If you’re going out for some New Year’s drinks, a BC Lawyer doesn’t recommend sleeping it off in your vehicle.
Acumen Law’s Kyla Lee says you may not intend to drive, but that intention can always change and the possibility of it changing is significant. “All you have to do is be in care or control of the vehicle. So having the present ability to set the vehicle in motion and some risk existing that’s not completely impossible or implausible that you would set it in motion. Now there are circumstances where you can rebut that you were in care or control.”
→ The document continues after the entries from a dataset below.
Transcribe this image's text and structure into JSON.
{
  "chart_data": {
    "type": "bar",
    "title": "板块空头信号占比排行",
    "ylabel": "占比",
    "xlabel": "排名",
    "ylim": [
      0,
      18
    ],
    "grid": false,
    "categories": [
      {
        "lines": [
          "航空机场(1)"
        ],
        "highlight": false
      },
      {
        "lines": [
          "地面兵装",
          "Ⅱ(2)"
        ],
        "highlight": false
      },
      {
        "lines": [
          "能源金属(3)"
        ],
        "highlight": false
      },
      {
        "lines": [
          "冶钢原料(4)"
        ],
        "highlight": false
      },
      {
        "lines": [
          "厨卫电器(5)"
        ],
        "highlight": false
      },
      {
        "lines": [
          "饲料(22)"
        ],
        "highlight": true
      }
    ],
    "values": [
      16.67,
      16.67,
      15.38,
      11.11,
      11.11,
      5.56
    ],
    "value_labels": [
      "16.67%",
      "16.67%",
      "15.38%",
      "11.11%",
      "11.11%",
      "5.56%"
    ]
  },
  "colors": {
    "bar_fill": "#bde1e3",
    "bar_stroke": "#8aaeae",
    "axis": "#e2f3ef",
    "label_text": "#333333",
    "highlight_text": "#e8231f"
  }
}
Lee says even if you can prove you had no intention to drive, there’s a good chance you will get charged and then have to fight it in court. “Essentially you’d have to show evidence that either you had some sort of an alternative plan like you were sitting in the vehicle to stay warm or you were waiting for a taxi that you had already called and that was already on its way.”
Lee also warns against driving home the next morning as you may still not be sober enough to legally operate a motor vehicle. “Lots of people run into trouble this way because you wake up in the next few hours and you don’t feel the effects of alcohol anymore but you’re sill impaired and you’re still over the limit. So sleeping it off is very dangerous because not only is there a risk that your going to set the vehicle in motion, but there’s a real risk that you’re going to do so while you’re still over the legal limit.”